Not because he didn’t want him to. He did. Maybe too much. Even when he first offered, back during those early prep days when they were still building the fragile foundation of whatever this was, he hadn’t been sure Connor would actually take him up on it. Back when they were trading little pieces of themselves like offerings, drawing lines between the lives they lived a few thousand kilometers apart on the same coast.

This is where I run.
This is where I go when I want to be alone.
This is where I filmed something once.
This is the harbour.
Oh shit, that’s beautiful.
It really is. You should come sometime, y'know. Stay at mine. I’d show you around.
Really?
Really.
Careful, I really will take you up on it.
You better. You’re stuck with me now, Storrie.

Hudson regrets and regrets and regrets so that he has something to fill the time until he can see Connor again.

Across the balcony, Connor's peering at his phone again, rearranging the queue. Reclined comfortably, hair still messy with sleep, perfectly casual and settled like he belongs here. Like Hudson will wake up tomorrow and find him here again, even if in a couple of hours he'll be tracking the airplane that makes such a thing impossible from happening.

Maybe, Hudson thinks, he can sidestep another regret before it forms.

“You guys do Thanksgiving in November, right?” he asks, trying for casual.

“Mhm,” comes Connor's half-distracted hum.

Hudson swallows. He doesn’t need another cigarette, but his hand moves toward Connor’s pack anyway, searching for something to do. “If stuff doesn't get too busy, do you—”

“Do you want to come?”

Hudson freezes.

Connor tilts his head, raising a hand to block the sun from his eyes as he looks over, a small shadow falling across his face. Hudson feels pinned in place, suddenly, beneath that easy, knowing gaze.

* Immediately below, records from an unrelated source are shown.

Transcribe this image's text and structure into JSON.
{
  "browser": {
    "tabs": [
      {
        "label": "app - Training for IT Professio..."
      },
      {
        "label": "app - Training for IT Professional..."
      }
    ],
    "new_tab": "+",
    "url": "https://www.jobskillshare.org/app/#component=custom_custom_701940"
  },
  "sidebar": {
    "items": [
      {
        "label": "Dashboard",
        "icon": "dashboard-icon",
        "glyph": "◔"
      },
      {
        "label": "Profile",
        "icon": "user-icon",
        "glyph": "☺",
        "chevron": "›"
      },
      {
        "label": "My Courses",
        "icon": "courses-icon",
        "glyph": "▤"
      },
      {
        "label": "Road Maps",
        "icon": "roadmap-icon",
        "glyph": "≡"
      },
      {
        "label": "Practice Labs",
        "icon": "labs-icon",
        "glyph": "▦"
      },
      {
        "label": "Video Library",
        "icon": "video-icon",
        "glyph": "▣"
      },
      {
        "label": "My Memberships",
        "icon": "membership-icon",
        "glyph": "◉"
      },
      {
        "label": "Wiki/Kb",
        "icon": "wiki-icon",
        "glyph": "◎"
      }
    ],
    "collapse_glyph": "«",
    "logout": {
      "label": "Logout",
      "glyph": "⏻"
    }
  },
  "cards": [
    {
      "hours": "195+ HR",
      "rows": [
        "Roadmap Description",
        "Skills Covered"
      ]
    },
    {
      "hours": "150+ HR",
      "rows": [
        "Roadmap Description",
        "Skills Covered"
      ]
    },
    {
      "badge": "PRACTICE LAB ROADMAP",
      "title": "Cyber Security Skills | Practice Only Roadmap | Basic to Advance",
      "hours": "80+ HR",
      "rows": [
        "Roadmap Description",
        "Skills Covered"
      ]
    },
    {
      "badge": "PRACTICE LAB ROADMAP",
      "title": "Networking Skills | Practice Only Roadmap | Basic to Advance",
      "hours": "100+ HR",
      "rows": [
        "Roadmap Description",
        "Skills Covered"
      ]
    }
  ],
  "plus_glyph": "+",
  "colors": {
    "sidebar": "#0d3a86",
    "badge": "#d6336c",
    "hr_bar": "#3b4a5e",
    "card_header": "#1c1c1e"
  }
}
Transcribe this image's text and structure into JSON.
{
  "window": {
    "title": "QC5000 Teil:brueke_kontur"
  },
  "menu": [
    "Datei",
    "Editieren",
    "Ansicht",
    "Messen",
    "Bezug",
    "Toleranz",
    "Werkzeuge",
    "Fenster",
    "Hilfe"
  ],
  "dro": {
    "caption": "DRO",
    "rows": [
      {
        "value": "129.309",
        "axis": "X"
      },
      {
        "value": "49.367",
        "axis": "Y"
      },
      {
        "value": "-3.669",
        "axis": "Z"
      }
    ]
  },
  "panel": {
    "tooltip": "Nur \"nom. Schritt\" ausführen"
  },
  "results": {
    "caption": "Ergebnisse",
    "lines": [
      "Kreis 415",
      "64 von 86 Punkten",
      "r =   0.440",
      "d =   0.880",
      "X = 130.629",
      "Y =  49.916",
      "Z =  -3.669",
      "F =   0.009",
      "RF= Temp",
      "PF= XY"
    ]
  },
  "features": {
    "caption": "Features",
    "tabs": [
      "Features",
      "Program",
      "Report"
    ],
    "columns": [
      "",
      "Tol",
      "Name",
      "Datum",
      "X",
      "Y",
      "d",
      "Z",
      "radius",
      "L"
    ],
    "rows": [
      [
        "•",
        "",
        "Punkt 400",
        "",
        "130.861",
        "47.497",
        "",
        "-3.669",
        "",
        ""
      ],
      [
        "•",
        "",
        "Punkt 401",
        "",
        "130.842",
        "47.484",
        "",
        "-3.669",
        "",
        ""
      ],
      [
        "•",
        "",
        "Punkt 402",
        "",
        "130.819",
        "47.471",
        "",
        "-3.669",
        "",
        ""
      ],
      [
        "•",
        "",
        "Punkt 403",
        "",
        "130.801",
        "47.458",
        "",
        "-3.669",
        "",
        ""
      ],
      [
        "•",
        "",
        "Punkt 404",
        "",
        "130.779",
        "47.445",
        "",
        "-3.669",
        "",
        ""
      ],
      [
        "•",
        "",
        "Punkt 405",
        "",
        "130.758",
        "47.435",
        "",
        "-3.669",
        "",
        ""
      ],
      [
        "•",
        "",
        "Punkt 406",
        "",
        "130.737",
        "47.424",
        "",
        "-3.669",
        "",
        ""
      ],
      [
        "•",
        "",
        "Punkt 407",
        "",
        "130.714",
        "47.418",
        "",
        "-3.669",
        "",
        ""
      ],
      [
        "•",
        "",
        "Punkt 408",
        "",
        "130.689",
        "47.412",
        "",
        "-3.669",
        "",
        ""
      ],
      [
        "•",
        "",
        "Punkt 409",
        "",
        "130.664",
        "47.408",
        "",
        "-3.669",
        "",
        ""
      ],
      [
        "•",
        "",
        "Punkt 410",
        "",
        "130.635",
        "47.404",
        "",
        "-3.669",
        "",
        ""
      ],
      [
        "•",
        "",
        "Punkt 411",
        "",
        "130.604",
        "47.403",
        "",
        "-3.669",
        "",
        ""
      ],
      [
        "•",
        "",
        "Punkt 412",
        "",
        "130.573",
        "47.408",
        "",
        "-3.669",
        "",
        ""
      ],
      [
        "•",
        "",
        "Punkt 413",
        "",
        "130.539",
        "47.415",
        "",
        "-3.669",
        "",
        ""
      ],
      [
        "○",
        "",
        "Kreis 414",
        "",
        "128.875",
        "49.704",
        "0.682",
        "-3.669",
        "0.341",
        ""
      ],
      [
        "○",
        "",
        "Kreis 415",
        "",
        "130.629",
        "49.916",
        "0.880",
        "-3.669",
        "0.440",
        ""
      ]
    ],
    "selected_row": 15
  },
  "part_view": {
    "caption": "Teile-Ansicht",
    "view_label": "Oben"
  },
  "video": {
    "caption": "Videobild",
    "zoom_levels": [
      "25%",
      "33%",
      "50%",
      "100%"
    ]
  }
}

“I know it’s not, like… super exciting,” Connor adds, almost shyly.

Of course Connor beats him to it. Of course he somehow knows exactly what Hudson’s about to ask before Hudson can force the words out.

Hudson bites back a smile, clears his throat. “No, yeah, I mean—I’ve never done a full American Thanksgiving before. Football and… I don't know what else. Cornbread? Stuffing?”

Connor laughs softly. “Yeah. Football and stuffing.” He shrugs. “Doesn't have to be for too long, but I could show you where I grew up, or whatever. You could finally meet Taylor in person. I dunno. We’d have fun wherever, right?”

It's true. The music selection hadn't been terribly varied last night and they still had a ball. Hudson can still picture Connor, arms slung around his friends' shoulders, face scrunched up mid-wail, I'd go the whole wide world. Hudson thinks himself pretty lucky, because they didn't have to go that far. He also thinks his face might be physically incapable of containing the smile trying to break free. If he lets it happen fully he'll probably look completely unhinged, so he just nods instead.

Once. Then again. And again, until Connor starts laughing and nodding back at him, mirroring the movement until they both look ridiculous. Two bobbleheads knocking foreheads on the dashboard.

“I’m down,” Hudson says finally, between glimpses of Connor’s hair—curls flashing like spun gold in the morning light. “Nana’s gonna love me.”